Нет, он может заменить ее новой. Просто не хочет. Ему нравится лицезреть отвращение на чужих физиономиях.
Ради смеха Августин пробежался по инструкции взглядом.
Не брать амулетов материализации, пекторалей, портальных свечей…
– Дай сюда! И не задерживай остальных.
– Повежливее. Хочешь, чтобы толпа моих поклонников тебя сожрала?
Проводник изобразил испуг.
– О, трясусь и падаю. Живо прыгай! И только попробуй что-нибудь протащить, найду и кости набелю, понял?
– Да понял, понял…
Августин зализал волосы к затылку и подошел к червоточине – она растекалась на полу широким озером.

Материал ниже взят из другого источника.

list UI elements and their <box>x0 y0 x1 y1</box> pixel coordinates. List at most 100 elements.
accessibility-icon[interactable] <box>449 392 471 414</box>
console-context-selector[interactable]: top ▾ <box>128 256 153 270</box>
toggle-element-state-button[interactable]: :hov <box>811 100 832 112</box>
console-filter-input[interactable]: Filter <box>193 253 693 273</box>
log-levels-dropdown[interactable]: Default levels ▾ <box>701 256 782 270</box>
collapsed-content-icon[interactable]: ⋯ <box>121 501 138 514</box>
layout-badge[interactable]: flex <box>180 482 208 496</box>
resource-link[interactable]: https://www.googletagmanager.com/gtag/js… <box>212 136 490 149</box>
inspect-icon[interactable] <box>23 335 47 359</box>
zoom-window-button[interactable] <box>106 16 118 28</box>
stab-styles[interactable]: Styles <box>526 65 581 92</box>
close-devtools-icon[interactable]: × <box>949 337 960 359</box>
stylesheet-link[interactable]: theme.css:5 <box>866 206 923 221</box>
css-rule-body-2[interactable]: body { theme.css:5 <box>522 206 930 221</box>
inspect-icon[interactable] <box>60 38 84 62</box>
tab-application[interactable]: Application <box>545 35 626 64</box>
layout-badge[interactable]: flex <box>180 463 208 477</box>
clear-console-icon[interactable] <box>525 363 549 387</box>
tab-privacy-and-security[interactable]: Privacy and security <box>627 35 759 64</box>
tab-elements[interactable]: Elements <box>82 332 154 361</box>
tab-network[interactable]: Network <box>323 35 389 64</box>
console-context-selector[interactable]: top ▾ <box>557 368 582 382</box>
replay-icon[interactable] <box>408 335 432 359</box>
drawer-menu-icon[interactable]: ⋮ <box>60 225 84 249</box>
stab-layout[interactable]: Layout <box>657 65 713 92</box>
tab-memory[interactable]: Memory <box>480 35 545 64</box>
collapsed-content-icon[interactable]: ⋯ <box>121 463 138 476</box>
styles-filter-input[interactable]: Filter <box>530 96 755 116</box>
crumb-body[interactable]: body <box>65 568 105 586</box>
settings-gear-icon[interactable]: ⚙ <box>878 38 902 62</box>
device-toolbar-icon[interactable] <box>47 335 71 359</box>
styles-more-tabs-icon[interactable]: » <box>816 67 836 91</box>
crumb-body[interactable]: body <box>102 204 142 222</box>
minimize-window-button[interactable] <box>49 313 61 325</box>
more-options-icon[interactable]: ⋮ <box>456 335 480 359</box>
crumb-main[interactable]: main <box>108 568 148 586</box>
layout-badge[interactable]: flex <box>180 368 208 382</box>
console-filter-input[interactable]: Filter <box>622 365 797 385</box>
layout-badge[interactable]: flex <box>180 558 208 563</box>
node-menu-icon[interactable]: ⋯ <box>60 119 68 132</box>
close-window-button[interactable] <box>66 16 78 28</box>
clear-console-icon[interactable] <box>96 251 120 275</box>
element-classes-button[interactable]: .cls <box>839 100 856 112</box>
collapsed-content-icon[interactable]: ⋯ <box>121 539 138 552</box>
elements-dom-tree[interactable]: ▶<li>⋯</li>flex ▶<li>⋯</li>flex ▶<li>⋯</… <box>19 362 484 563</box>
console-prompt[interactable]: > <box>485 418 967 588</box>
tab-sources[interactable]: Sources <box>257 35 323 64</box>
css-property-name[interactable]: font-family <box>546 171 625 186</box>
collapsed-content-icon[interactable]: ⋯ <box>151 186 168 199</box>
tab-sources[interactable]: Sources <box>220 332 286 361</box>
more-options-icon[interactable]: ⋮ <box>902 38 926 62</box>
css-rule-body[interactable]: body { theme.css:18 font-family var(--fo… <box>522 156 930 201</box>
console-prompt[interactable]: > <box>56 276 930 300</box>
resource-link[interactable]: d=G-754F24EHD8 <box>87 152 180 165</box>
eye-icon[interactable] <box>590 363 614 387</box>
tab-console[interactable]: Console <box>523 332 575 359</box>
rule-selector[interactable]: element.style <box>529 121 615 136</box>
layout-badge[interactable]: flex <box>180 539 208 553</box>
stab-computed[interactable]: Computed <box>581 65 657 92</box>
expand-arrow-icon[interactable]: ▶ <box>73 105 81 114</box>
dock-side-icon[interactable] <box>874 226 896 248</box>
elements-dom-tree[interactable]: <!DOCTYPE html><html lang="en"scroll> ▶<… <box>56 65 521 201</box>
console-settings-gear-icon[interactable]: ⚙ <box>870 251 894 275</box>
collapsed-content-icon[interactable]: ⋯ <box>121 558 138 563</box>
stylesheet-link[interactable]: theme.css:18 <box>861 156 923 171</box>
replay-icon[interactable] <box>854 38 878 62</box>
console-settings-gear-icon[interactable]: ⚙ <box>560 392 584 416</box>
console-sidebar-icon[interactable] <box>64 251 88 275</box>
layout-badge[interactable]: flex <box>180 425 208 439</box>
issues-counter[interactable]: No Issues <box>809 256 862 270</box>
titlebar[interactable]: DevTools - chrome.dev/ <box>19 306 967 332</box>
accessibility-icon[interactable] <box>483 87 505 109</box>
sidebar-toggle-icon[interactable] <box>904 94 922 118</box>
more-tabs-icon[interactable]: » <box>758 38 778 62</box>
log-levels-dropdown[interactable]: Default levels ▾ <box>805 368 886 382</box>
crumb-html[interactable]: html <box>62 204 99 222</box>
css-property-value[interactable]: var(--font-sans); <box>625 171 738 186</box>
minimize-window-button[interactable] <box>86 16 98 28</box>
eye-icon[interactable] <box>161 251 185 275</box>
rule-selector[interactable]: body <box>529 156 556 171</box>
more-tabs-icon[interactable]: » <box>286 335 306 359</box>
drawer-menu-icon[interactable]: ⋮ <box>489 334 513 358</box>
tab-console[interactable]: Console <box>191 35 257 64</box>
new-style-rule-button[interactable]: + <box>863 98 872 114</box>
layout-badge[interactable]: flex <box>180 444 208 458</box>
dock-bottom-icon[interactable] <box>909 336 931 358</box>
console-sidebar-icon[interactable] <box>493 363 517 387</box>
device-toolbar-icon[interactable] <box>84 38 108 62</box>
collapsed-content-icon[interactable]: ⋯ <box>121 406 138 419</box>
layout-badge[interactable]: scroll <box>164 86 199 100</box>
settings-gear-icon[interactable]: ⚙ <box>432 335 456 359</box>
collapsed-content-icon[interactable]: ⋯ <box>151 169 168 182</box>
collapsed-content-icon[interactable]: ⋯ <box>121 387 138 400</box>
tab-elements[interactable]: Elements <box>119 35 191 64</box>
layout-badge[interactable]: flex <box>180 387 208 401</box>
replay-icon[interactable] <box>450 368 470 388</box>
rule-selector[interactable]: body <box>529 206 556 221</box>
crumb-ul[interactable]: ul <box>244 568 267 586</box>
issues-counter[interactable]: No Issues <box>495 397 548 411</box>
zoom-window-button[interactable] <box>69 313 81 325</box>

Шаг вперед. К свободе. К забвению…
Тьма затянула, испепелила временное тело, разорвала материю в пыль и обнажила кости души. В гаснущем свете Августин расслышал последние слова. Слова человека, которого он считал другом:
– Жаль. Безумно жаль, что ты не оставил мне выбора. Должен был сразу понять, что я не позволю тебе вернуться. Ты сгниешь на Земле. Прощай. Прощай навсегда, друг мой. И прости. Знай, я этого не хотел…
Тридцать четыре года спустя
Жгучая боль пронзила грудь. Звук одиночного выстрела взорвался в голове судьи Феликса, и он осознал: это конец.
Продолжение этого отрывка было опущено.